Let me give you some anecdotes of what we were seeing and what was motivational for us when we were working on this rule in the first place. We saw, and it was unfortunately relatively widespread practice, that if you had diabetes, you wouldn't really have a problem getting access to nutritional counseling. Unfortunately, if you were a teenager with an eating disorder, there would be an explicit carve-out for nutritional counseling in that insurance coverage. Now, that's not to say that if you have an eating disorder, all you need is nutritional counseling, but it's hard to argue that that's not part of a well-rounded regimen of treatment. But it just wouldn't be allowed.
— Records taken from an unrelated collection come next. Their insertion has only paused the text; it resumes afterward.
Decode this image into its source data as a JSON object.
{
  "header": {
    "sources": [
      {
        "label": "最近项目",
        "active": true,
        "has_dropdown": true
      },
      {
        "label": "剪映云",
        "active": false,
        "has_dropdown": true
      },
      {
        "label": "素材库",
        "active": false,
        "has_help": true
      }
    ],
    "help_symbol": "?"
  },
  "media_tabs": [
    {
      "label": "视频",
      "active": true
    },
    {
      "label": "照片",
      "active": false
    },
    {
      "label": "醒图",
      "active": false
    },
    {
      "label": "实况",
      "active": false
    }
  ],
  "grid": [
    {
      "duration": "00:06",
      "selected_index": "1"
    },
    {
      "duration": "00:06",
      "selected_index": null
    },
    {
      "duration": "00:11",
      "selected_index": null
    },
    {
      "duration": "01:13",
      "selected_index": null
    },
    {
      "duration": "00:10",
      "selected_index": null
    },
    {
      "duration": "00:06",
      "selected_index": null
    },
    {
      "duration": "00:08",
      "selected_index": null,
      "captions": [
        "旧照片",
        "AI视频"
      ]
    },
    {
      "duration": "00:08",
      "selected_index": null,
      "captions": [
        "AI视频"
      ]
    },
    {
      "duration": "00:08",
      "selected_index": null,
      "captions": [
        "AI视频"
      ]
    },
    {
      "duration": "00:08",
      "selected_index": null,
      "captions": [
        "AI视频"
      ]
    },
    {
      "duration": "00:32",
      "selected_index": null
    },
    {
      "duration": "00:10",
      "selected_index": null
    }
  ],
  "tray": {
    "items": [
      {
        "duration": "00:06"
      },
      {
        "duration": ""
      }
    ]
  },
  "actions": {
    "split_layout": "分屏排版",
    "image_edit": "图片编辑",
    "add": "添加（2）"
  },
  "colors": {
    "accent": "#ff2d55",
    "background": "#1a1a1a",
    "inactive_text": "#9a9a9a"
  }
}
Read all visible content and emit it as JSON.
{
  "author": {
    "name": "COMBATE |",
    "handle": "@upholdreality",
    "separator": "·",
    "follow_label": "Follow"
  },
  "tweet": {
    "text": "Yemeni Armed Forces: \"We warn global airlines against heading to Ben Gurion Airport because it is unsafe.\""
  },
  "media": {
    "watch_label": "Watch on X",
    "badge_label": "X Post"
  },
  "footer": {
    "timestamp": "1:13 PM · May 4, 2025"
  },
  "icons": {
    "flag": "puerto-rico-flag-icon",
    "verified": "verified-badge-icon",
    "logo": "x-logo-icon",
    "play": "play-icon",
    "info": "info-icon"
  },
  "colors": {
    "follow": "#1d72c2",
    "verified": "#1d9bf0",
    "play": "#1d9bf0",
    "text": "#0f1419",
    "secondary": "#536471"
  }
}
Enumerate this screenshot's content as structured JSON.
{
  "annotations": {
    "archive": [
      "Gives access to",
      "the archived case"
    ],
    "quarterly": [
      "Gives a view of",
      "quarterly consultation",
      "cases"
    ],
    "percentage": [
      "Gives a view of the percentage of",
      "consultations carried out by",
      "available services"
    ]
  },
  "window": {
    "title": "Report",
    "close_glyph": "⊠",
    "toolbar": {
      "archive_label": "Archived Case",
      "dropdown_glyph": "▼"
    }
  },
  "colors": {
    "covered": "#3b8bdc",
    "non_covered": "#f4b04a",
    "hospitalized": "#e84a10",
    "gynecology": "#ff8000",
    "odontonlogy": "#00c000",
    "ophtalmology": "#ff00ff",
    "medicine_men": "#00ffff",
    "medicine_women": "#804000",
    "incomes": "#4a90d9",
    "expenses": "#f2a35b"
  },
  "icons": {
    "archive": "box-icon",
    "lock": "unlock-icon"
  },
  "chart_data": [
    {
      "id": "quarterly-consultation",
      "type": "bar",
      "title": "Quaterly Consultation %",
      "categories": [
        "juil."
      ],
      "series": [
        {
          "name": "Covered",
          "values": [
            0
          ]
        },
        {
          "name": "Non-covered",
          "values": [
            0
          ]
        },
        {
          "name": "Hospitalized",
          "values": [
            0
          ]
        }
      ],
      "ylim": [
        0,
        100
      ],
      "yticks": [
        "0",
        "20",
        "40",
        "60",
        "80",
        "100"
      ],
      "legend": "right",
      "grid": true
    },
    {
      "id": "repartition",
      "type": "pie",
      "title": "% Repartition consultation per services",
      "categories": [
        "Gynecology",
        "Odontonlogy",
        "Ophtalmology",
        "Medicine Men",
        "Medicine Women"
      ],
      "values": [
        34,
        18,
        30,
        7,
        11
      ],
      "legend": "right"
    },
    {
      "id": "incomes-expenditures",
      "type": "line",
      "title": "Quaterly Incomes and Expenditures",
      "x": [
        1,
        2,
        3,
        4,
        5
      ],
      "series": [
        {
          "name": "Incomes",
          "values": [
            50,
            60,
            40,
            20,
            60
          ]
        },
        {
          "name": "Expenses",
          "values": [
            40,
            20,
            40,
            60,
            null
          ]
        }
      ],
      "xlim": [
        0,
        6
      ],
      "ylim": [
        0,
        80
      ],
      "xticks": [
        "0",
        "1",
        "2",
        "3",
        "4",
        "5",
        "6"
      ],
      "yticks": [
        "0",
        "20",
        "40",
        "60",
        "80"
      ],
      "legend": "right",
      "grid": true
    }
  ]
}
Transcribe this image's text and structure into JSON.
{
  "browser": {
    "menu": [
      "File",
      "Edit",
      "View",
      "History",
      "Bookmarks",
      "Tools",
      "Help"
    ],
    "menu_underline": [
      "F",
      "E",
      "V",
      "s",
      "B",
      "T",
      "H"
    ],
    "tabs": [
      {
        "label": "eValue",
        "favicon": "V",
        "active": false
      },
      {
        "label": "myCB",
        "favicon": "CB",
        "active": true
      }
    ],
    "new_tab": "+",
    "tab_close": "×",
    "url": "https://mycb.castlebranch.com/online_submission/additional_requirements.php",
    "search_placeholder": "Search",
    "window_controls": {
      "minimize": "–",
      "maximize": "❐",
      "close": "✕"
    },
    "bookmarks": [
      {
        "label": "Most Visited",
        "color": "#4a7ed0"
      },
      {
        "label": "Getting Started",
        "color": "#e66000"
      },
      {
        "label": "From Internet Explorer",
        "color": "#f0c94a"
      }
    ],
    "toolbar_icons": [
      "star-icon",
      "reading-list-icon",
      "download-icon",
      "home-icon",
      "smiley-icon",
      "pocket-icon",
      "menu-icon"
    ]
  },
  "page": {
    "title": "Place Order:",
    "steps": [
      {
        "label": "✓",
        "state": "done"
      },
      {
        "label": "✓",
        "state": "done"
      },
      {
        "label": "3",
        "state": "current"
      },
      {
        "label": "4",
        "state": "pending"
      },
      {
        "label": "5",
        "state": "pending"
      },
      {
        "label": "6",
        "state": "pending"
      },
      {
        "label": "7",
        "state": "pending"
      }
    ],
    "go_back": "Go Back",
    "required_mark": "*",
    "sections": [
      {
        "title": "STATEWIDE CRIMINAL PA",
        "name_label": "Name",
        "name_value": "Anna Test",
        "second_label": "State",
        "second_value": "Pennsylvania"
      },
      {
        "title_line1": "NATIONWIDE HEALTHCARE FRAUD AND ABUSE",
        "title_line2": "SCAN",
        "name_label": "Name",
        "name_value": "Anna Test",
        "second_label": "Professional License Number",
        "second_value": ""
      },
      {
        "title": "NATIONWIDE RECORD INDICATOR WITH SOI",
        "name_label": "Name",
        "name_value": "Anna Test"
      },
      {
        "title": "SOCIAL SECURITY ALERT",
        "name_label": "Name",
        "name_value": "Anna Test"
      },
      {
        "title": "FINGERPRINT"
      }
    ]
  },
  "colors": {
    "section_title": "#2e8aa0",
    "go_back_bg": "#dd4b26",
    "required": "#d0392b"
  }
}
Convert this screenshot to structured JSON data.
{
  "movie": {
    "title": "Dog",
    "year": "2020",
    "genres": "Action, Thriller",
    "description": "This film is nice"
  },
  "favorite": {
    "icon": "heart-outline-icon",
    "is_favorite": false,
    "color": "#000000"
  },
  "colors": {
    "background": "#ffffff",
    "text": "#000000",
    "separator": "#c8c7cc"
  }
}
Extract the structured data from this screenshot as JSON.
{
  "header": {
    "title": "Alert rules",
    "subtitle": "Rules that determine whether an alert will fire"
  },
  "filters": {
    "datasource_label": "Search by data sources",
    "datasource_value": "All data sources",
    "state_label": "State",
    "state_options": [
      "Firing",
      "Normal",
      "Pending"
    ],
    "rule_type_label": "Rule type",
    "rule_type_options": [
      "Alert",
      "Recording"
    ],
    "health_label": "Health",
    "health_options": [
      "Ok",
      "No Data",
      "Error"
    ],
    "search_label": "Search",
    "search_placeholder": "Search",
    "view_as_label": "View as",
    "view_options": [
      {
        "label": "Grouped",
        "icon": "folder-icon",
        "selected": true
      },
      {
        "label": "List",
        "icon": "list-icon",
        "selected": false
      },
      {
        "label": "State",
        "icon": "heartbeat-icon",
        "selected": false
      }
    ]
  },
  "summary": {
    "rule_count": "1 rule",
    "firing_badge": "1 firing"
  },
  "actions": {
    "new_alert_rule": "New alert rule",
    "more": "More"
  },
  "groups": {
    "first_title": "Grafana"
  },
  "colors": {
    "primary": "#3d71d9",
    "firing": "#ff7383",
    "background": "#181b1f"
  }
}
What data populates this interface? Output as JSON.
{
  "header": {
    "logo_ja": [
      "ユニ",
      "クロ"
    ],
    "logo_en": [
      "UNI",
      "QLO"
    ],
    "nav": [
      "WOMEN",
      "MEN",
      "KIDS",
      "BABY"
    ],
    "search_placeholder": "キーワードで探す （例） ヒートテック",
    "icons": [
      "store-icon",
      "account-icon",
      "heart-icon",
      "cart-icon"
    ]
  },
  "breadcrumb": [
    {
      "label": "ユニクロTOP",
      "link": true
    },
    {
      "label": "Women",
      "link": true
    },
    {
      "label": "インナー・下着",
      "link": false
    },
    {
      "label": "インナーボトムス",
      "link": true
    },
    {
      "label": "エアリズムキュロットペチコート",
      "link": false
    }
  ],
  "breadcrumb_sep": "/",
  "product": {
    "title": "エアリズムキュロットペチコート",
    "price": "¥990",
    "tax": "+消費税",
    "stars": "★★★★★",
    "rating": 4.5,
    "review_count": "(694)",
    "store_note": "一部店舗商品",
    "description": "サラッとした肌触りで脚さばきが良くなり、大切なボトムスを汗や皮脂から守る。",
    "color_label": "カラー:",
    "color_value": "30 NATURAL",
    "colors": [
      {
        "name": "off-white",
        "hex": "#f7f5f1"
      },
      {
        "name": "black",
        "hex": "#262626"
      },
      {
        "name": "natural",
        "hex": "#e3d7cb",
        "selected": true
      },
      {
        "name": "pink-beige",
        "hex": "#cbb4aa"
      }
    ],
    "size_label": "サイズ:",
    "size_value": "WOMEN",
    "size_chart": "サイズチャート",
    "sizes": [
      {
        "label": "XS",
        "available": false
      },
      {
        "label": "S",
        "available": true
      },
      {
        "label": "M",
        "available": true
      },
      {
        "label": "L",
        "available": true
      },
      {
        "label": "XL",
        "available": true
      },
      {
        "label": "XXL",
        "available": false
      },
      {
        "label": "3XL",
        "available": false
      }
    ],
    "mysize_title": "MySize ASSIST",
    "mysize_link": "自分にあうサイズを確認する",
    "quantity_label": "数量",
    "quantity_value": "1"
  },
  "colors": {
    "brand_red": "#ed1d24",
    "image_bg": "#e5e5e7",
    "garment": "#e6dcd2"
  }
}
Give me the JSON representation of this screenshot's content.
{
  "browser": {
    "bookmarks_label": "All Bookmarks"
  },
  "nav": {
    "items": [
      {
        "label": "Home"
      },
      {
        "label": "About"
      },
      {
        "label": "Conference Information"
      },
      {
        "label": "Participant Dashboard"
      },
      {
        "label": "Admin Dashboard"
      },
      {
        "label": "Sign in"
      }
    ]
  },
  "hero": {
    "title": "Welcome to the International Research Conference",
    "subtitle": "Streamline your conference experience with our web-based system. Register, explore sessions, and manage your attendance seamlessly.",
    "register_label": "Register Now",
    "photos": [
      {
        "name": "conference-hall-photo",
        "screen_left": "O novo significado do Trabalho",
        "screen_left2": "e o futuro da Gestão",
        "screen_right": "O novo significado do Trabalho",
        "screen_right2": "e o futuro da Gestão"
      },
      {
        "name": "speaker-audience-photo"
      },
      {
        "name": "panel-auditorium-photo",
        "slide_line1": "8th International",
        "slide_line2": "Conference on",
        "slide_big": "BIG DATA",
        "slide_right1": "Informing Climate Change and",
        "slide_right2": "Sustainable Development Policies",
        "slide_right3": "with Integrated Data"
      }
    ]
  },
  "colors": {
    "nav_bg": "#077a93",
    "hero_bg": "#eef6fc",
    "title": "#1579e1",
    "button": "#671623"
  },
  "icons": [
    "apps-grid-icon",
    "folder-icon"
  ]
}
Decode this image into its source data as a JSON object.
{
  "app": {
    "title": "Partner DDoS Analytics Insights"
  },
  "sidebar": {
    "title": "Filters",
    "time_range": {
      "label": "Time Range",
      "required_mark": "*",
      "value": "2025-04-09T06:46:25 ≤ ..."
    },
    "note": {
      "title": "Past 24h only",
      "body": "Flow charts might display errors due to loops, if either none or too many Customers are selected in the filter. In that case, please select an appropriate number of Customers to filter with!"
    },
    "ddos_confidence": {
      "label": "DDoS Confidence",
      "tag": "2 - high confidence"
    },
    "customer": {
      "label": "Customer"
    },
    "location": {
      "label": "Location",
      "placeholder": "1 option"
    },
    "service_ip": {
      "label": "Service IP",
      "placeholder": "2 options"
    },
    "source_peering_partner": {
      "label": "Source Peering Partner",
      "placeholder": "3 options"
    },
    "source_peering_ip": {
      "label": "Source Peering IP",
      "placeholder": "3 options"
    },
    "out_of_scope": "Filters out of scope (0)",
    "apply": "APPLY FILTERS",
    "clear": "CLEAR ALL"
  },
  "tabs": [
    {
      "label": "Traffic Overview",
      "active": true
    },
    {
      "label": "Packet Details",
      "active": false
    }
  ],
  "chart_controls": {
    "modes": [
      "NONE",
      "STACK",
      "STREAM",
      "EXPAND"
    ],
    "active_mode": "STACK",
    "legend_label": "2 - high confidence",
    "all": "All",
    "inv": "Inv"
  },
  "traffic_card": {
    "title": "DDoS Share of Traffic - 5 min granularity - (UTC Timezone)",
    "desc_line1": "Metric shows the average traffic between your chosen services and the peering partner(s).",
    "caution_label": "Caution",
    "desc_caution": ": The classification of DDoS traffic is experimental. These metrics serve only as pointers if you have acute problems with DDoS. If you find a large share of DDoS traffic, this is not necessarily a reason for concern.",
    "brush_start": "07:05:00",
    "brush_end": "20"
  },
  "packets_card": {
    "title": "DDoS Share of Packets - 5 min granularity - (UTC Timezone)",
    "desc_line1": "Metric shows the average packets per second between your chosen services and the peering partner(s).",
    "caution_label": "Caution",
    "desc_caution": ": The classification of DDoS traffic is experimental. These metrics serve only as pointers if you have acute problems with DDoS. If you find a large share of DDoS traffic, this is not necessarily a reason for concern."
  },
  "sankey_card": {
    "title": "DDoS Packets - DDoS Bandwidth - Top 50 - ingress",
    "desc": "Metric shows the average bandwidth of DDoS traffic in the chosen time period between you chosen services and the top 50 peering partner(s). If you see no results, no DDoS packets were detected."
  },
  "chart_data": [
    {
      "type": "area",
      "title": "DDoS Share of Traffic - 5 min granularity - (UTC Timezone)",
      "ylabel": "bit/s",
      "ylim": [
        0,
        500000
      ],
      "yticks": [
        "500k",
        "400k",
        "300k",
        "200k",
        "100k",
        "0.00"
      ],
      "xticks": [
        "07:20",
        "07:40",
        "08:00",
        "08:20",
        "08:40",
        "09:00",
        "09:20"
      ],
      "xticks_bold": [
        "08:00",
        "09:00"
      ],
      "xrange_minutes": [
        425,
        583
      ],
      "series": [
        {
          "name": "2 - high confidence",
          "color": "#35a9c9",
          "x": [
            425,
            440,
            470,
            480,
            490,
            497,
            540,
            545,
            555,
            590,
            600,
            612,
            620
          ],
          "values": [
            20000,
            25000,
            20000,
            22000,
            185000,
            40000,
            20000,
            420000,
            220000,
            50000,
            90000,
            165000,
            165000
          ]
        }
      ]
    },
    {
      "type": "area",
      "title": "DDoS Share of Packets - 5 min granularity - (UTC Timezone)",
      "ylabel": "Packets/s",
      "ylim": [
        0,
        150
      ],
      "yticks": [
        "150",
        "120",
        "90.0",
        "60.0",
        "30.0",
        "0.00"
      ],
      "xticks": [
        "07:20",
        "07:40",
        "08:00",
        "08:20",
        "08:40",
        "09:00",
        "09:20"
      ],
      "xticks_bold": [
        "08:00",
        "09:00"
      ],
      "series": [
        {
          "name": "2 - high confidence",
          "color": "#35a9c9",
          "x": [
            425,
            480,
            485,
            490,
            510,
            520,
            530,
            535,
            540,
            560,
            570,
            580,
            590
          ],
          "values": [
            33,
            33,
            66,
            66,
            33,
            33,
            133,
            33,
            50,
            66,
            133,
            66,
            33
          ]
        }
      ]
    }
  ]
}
Parents who had children with autism that needed access to applied behavioral analysis therapy wouldn't be able to access it because it would be excluded. And similar treatment on the medical-surgical side was not carved out. Drug testing, so urinalysis for individuals that had opioid addiction that were in treatment programs, wouldn't be covered, but urinalysis for any number of medical conditions would be covered without question. Those are the kinds of low-hanging fruit that we saw that was very troubling, because what it meant is that if you're not getting these very basic things right, what does that mean when we're talking about much, much more complicated issues like how adequate is your provider network when we're looking at the Mental Health Network vs the other health network. How difficult are you making it for providers to enter? How are your reimbursement rates? How are your post utilization review rates. All of those kinds of things are much, much harder to figure out what's actually going on. But when you see that the basics aren't being done right, from a compliance standpoint, it's very worrying about whether the hard stuff is right.